The foregoing description of the invention has been directed in primary part to a particular, preferred embodiment in accordance with the requirements of the patent statutes and for purposes of explanation and illustration. It will be apparent, however, to those skilled in the art that many modifications and changes in the specifically described apparatus and method may be made without departing from the scope and spirit of the invention. For example, lever arm 30 alternatively may be constructed with a single arm member 30 having notches on the top from which hanger 50 may be hung and notches on the bottom for engaging end 44 of thrust member 40. Therefore, the invention is not restricted to the preferred embodiment illustrated but covers all modifications which may fall within the scope of the following claims.

Claims

1. An apparatus useful for inducing blocking between a plurality of plastic samples comprising:

an oven;

means for controlling the temperature within said oven; and

a sample testing device for applying a known, but variable, compressive force to a plurality of plastic samples, said testing device disposed with said oven and comprising,

a base platen;

a movable platen disposed for cooperation with said base platen;

a rigid, fixed support extending above said base platen;

a lever arm, said lever arm pivotable about a pivot with respect to said support;

a plurality of weight receiving locations disposed along said lever arm; and

a thrust member for transmitting a force from said lever arm to said movable platen.

2. The apparatus for claim 1 wherein said temperature control means comprises:

a heater disposed in said oven;

a variable control for setting a desired temperature in said oven; and

a thermostat for controlling said heater to maintain said set temperature.

3. An apparatus useful for applying a known, but variable compressive force to a plurality of plastic samples, comprising:

a base platen;

a movable platen disposed for cooperation with said base platen;

a rigid, fixed support extending above said base platen;

a lever arm, said lever arm pivotable about a pivot with respect to said support;

a plurality of weight receiving locations disposed along said lever arm; and

a thrust member for transmitting a force from said lever arm to said movable platen.

4. The apparatus of claim 3 wherein said thrust member is hingedly affixed to said lever arm and rigidly affixed to said movable platen.

5. The apparatus of claim 3 wherein said support and said lever arm are hinged at said pivot.

6. The apparatus of claim 5 wherein said thrust member is hingedly suspended from said lever arm.

7. The apparatus of claim 3 wherein said thrust member contacts said lever arm between said pivot and said plurality of weight receiving stations.

8. The apparatus of claim 3 further comprising a hanger for suspending a weight from at least one of said weight receiving locations.

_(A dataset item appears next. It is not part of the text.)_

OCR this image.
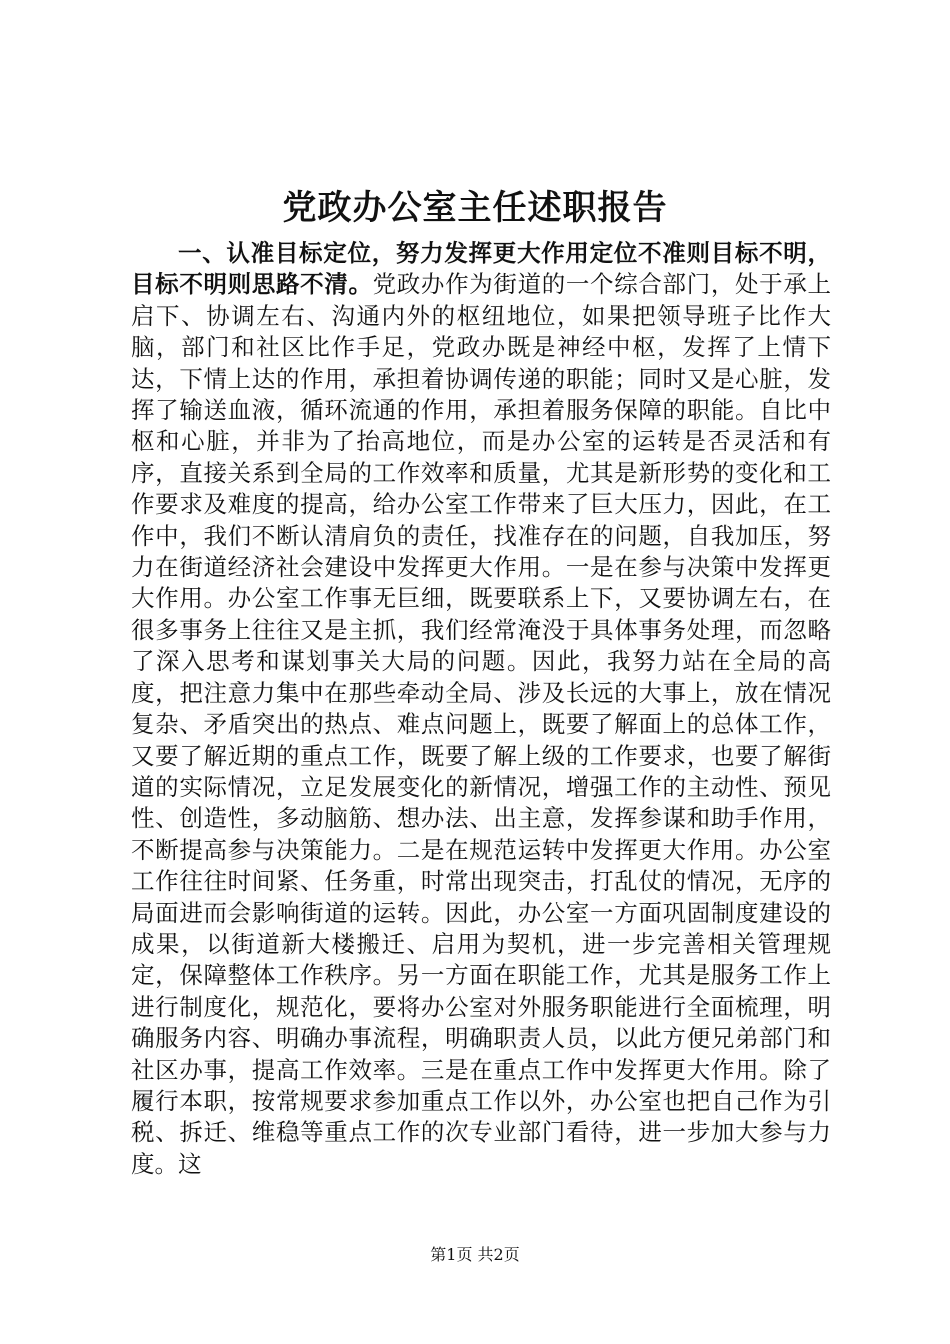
党政办公室主任述职报告

一、认准目标定位，努力发挥更大作用定位不准则目标不明，目标不明则思路不清。党政办作为街道的一个综合部门，处于承上启下、协调左右、沟通内外的枢纽地位，如果把领导班子比作大脑，部门和社区比作手足，党政办既是神经中枢，发挥了上情下达，下情上达的作用，承担着协调传递的职能；同时又是心脏，发挥了输送血液，循环流通的作用，承担着服务保障的职能。自比中枢和心脏，并非为了抬高地位，而是办公室的运转是否灵活和有序，直接关系到全局的工作效率和质量，尤其是新形势的变化和工作要求及难度的提高，给办公室工作带来了巨大压力，因此，在工作中，我们不断认清肩负的责任，找准存在的问题，自我加压，努力在街道经济社会建设中发挥更大作用。一是在参与决策中发挥更大作用。办公室工作事无巨细，既要联系上下，又要协调左右，在很多事务上往往又是主抓，我们经常淹没于具体事务处理，而忽略了深入思考和谋划事关大局的问题。因此，我努力站在全局的高度，把注意力集中在那些牵动全局、涉及长远的大事上，放在情况复杂、矛盾突出的热点、难点问题上，既要了解面上的总体工作，又要了解近期的重点工作，既要了解上级的工作要求，也要了解街道的实际情况，立足发展变化的新情况，增强工作的主动性、预见性、创造性，多动脑筋、想办法、出主意，发挥参谋和助手作用，不断提高参与决策能力。二是在规范运转中发挥更大作用。办公室工作往往时间紧、任务重，时常出现突击，打乱仗的情况，无序的局面进而会影响街道的运转。因此，办公室一方面巩固制度建设的成果，以街道新大楼搬迁、启用为契机，进一步完善相关管理规定，保障整体工作秩序。另一方面在职能工作，尤其是服务工作上进行制度化，规范化，要将办公室对外服务职能进行全面梳理，明确服务内容、明确办事流程，明确职责人员，以此方便兄弟部门和社区办事，提高工作效率。三是在重点工作中发挥更大作用。除了履行本职，按常规要求参加重点工作以外，办公室也把自己作为引税、拆迁、维稳等重点工作的次专业部门看待，进一步加大参与力度。这

第1页 共2页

9. The apparatus of claim 8 further comprising a weight for cooperation with said hanger.

10. A method of inducing blocking in a plurality of plastic samples, comprising:

disposing said samples between a base platen and a movable platen, said movable platen in contact through a thrust member with a lever arm pivotable about a pivot above said base platen;

selecting from a plurality of weights a desired weight;

applying said selected weight at a point disposed along said lever arm to produce a compressive force on said samples through said movable platen;

heating said samples to a desired temperature; and

maintaining said samples at said temperature for a predetermined time while applying said compressive force.

11. The method of claim 10 wherein said weight is applied at one of a plurality of weight receiving locations disposed along said lever arm.

12. The method of claim 10 wherein said movable platen is hinged to said lever arm between said pivot and said point at which said weight is applied.

13. The method of claim 10 wherein said lever arm and said base platen are maintained substantially parallel while applying said weight.

14. The method of claim 10 wherein said weight is applied by hanging said weight from said lever arm.